Could anyone explain how this might be achieved? I've been reading the resources on the WebRTC Experiments site and I need to do something with offers or something, but I'm not quite understanding.
How you address nodes in WebRTC is totally up to you, the implementor, because signalling is - deliberately - left out of the specification. So if you'd like to address the nodes in your overlay by their IP addresses, go ahead. But I think you slightly misunderstood how connection establishment in WebRTC works, so let me dive a bit deeper:
WebRTC connection establishment is accomplished by exchanging SDP messages (http://en.wikipedia.org/wiki/Session_Description_Protocol). If you want one browser to establish a PeerConnection to another browser, you'll have to find a way to send the SDP message (generated via RTCPeerConnection#createOffer) to the other browser. There's no way to just open a UDP connection to that browser (or ICE wouldn't work).
So for a node to join the overlay network you'll have to have a central point (let's call it server) or another channel (have a look at https://github.com/cjb/serverless-webrtc/ for "server-less" WebRTC) for connection establishment. As soon as all your nodes are connected to each other via RTCPeerConnections (e.g. as a chain) you can use those connections for further connection establishment (i.e. transfer SDP offers/answers through these connections).

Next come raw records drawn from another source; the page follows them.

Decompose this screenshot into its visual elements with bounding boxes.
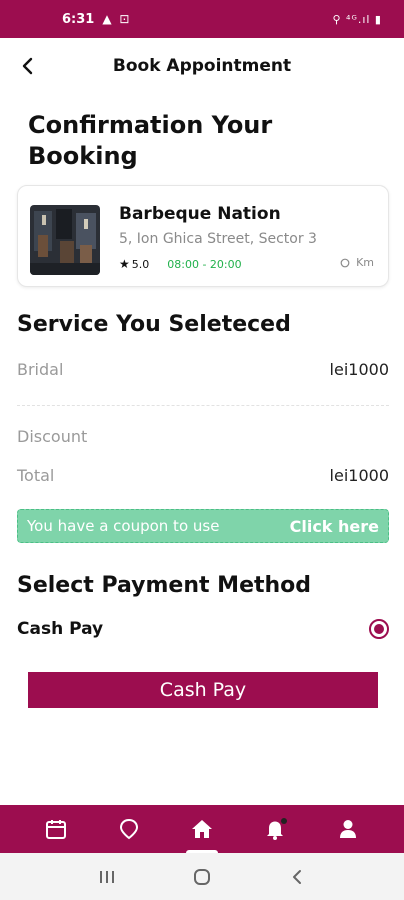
shop-image — [30, 205, 100, 275]
location-pin-icon — [120, 818, 139, 840]
nav-profile[interactable] — [328, 809, 368, 849]
payment-title: Select Payment Method — [17, 573, 312, 598]
distance-label: Km — [356, 256, 374, 269]
nav-calendar[interactable] — [36, 809, 76, 849]
coupon-bar: You have a coupon to use Click here — [17, 509, 389, 543]
bottom-nav — [0, 805, 404, 855]
user-icon — [339, 820, 356, 838]
status-bar: 6:31 ▲ ⊡ ⚲ ⁴ᴳ.ıl ▮ — [0, 0, 404, 38]
page-title: Confirmation Your Booking — [28, 111, 273, 170]
shop-name: Barbeque Nation — [119, 204, 281, 224]
service-row: Bridal lei1000 — [17, 360, 389, 379]
total-value: lei1000 — [329, 466, 389, 485]
home-circle-icon — [193, 868, 210, 885]
shop-meta: ★ 5.0 08:00 - 20:00 — [119, 257, 242, 271]
status-left-icons: ▲ ⊡ — [102, 12, 132, 26]
payment-option-cash[interactable]: Cash Pay — [17, 619, 389, 639]
total-row: Total lei1000 — [17, 466, 389, 485]
service-name: Bridal — [17, 360, 64, 379]
header-title: Book Appointment — [112, 56, 292, 76]
home-icon — [191, 820, 212, 838]
payment-radio[interactable] — [369, 619, 389, 639]
nav-location[interactable] — [109, 809, 149, 849]
total-label: Total — [17, 466, 55, 485]
payment-option-label: Cash Pay — [17, 619, 104, 639]
divider — [17, 405, 389, 406]
app-header: Book Appointment — [0, 38, 404, 94]
chevron-left-icon — [22, 57, 33, 75]
shop-hours: 08:00 - 20:00 — [167, 257, 242, 271]
calendar-icon — [46, 820, 67, 839]
services-title: Service You Seleteced — [17, 312, 291, 337]
shop-rating: 5.0 — [131, 257, 150, 271]
location-circle-icon — [340, 258, 350, 267]
recent-apps-icon — [100, 870, 115, 883]
coupon-text: You have a coupon to use — [27, 517, 220, 535]
recent-apps-button[interactable] — [92, 862, 122, 892]
system-nav-bar — [0, 853, 404, 900]
back-system-button[interactable] — [282, 862, 312, 892]
back-button[interactable] — [14, 52, 42, 80]
home-system-button[interactable] — [187, 862, 217, 892]
status-time: 6:31 — [62, 11, 95, 27]
discount-label: Discount — [17, 427, 88, 446]
cash-pay-button[interactable]: Cash Pay — [28, 672, 378, 708]
shop-card[interactable]: Barbeque Nation 5, Ion Ghica Street, Sec… — [17, 185, 389, 287]
coupon-click-here-link[interactable]: Click here — [290, 517, 379, 536]
shop-distance: Km — [340, 256, 374, 269]
nav-home[interactable] — [182, 809, 222, 855]
discount-row: Discount — [17, 427, 389, 446]
notification-badge — [280, 818, 287, 824]
star-icon: ★ — [119, 257, 130, 271]
nav-notifications[interactable] — [255, 809, 295, 849]
status-right-icons: ⚲ ⁴ᴳ.ıl ▮ — [332, 12, 382, 26]
shop-address: 5, Ion Ghica Street, Sector 3 — [119, 231, 317, 247]
service-price: lei1000 — [329, 360, 389, 379]
back-arrow-icon — [292, 869, 301, 884]
radio-selected-dot — [374, 624, 384, 634]
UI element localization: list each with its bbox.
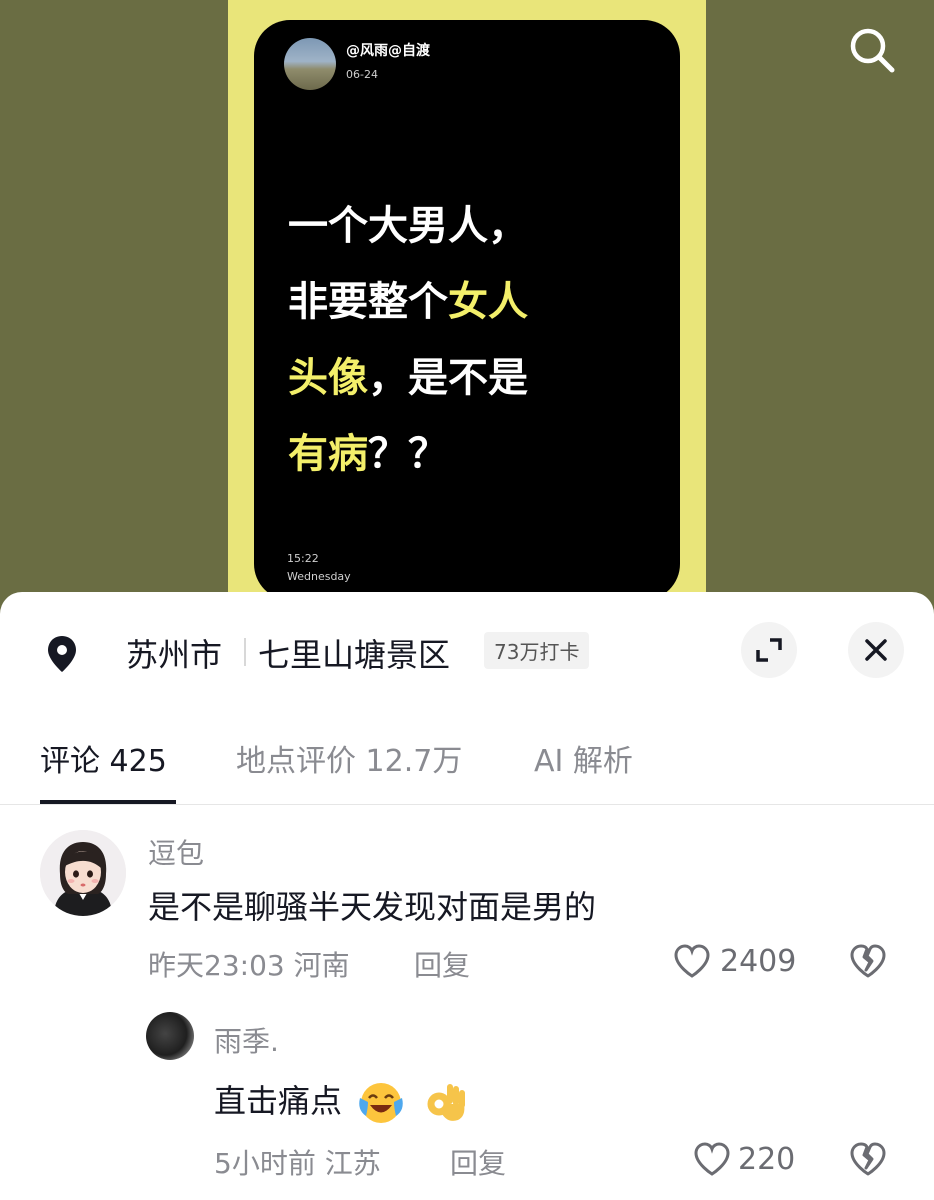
location-place[interactable]: 七里山塘景区 [258, 630, 450, 676]
post-text-line3b: ，是不是 [368, 355, 528, 401]
reply-username[interactable]: 雨季. [214, 1020, 279, 1060]
post-weekday: Wednesday [287, 570, 351, 583]
video-background[interactable]: @风雨@自渡 06-24 一个大男人， 非要整个女人 头像，是不是 有病？？ 1… [0, 0, 934, 610]
avatar-illustration [40, 830, 126, 916]
heart-icon[interactable] [672, 942, 712, 982]
location-pin-icon [48, 636, 76, 672]
post-image-card: @风雨@自渡 06-24 一个大男人， 非要整个女人 头像，是不是 有病？？ 1… [254, 20, 680, 600]
blurred-side-right [706, 0, 934, 610]
post-text: 一个大男人， 非要整个女人 头像，是不是 有病？？ [288, 188, 668, 492]
like-count: 220 [738, 1142, 796, 1177]
post-author-avatar [284, 38, 336, 90]
reply-text: 直击痛点 [214, 1082, 343, 1120]
tab-place-reviews[interactable]: 地点评价 12.7万 [236, 736, 462, 780]
post-text-line4b: ？？ [368, 431, 448, 477]
close-icon [865, 639, 887, 661]
search-button[interactable] [844, 22, 900, 78]
location-divider [244, 638, 246, 666]
reply-meta: 5小时前 江苏 [214, 1147, 381, 1180]
tab-bar: 评论 425 地点评价 12.7万 AI 解析 [0, 722, 934, 804]
comment-avatar[interactable] [40, 830, 126, 916]
expand-icon [756, 638, 782, 662]
checkin-count-badge: 73万打卡 [484, 632, 590, 669]
tabs-divider [0, 804, 934, 805]
comment-username[interactable]: 逗包 [148, 832, 204, 872]
comment-text: 是不是聊骚半天发现对面是男的 [148, 888, 597, 926]
blurred-side-left [0, 0, 228, 610]
comments-sheet: 苏州市 七里山塘景区 73万打卡 评论 425 地点评价 12.7万 AI 解析 [0, 592, 934, 1200]
post-text-line2b: 女人 [448, 279, 528, 325]
broken-heart-icon[interactable] [848, 942, 888, 982]
reply-button-2[interactable]: 回复 [450, 1142, 506, 1182]
post-text-line4a: 有病 [288, 431, 368, 477]
location-city[interactable]: 苏州市 [126, 630, 222, 676]
broken-heart-icon[interactable] [848, 1140, 888, 1180]
expand-button[interactable] [741, 622, 797, 678]
reply-text-row: 直击痛点 [214, 1076, 470, 1128]
post-text-line2a: 非要整个 [288, 279, 448, 325]
reply-avatar[interactable] [146, 1012, 194, 1060]
reply-button[interactable]: 回复 [414, 944, 470, 984]
comment-meta: 昨天23:03 河南 [148, 949, 350, 982]
heart-icon[interactable] [692, 1140, 732, 1180]
post-text-line1: 一个大男人， [288, 203, 528, 249]
post-text-line3a: 头像 [288, 355, 368, 401]
tab-comments[interactable]: 评论 425 [40, 736, 167, 780]
post-time: 15:22 [287, 552, 319, 565]
ok-hand-emoji-icon [427, 1084, 466, 1121]
tab-ai-analysis[interactable]: AI 解析 [534, 736, 633, 780]
like-count: 2409 [720, 944, 797, 979]
laughing-crying-emoji-icon [359, 1083, 403, 1123]
post-date: 06-24 [346, 68, 378, 81]
post-author-name: @风雨@自渡 [346, 43, 430, 59]
search-icon [850, 28, 895, 73]
close-button[interactable] [848, 622, 904, 678]
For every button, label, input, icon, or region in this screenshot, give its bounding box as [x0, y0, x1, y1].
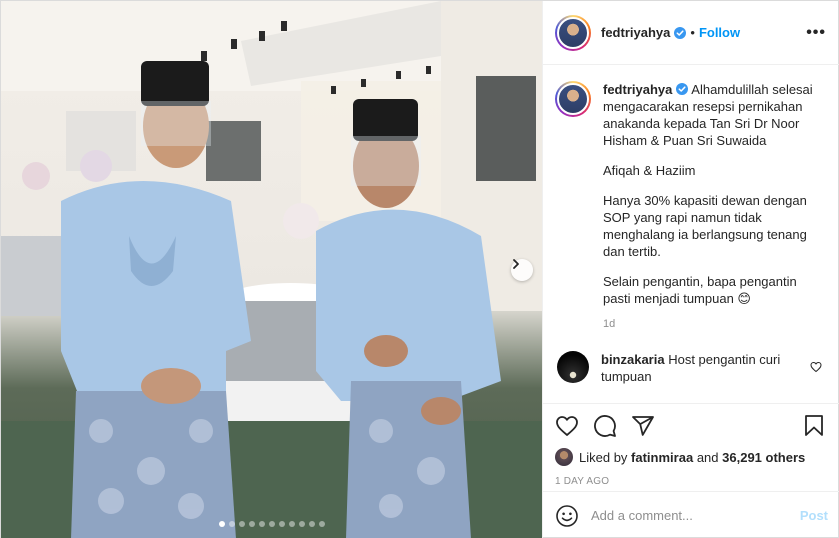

Back to addressing nodes via IP address: This is not a good idea because sometimes you don't even know the address (e.g. when STUN and esp. TURN come into play).
Edit to answer question in comment:
Instead of the IP address you could use sth. like a UUID (http://en.wikipedia.org/wiki/UUID). Also, you could as well use sth. like the user's e-mail address if all your users are authenticated in some way. But keep in mind that the matter of authenticating peers is still not fully specified by IETF/W3C and implementations don't exist, yet.